I wish I had the faith of a child.  Usually on a Sunday I grab a basket and take my granddaughter out to our little garden in the back yard.  She loves to pick the vegetables and herbs. She gets most excited about the cherry tomatoes. Her smile and joy grow with each of these tasty treasures she finds.  She picks it and asks, "Grandma, can I eat this?"  Most of the time she has eaten her harvested veggies before we get back in the house.  She does things a little backwards.  She knocks on the door, seeks and then asks.  She is persistent in the search and is certain that she is going to find some delicious morsels.

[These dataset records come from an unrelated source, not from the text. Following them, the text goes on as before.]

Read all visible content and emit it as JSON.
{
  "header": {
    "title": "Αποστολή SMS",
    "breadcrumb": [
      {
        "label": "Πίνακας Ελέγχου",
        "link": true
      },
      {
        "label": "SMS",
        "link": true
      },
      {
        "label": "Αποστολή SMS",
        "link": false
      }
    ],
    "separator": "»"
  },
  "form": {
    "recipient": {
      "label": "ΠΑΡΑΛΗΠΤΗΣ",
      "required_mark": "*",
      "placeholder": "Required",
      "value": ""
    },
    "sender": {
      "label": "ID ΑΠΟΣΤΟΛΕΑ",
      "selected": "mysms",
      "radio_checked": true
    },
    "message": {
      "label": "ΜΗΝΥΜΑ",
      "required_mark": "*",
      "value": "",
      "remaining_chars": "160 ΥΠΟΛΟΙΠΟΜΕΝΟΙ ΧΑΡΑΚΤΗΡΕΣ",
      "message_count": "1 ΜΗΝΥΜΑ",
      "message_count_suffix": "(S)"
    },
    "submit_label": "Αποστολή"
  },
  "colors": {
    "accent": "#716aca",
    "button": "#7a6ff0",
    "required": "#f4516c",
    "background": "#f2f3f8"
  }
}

And she never lacks faith the there will be more tomatoes, herbs and veggies for her to pick week after week.  I praise God for her example of faith.  But sadly I have to admit that, as an adult, this faith and ability to ask, seek and knock often diminishes or becomes less and less frequent. I pray that my desire to seek Him first remains consistent.   And that I don't just ask, seek and knock when life becomes more like an obstacle course. Just like my little angel,  aka three year old granddaughter, God desires for me to be persistent with my wants need and desires. As a result He will show us the true desires of our heart.

I am not 100% sure of what my calling is in this thing called life.  But I know that He is faithful and that He has a plan for my life.  His promises are true.  So, like I said last week, I am not sure what direction I am going.  I pray that God will continue to guide me and that I will stop hesitating and turning down the wrong road.  I pray that we all become more persistent in asking Him to give us the desires of our heart; seeking His calling on our lives and knocking until the door of opportunity is wide open.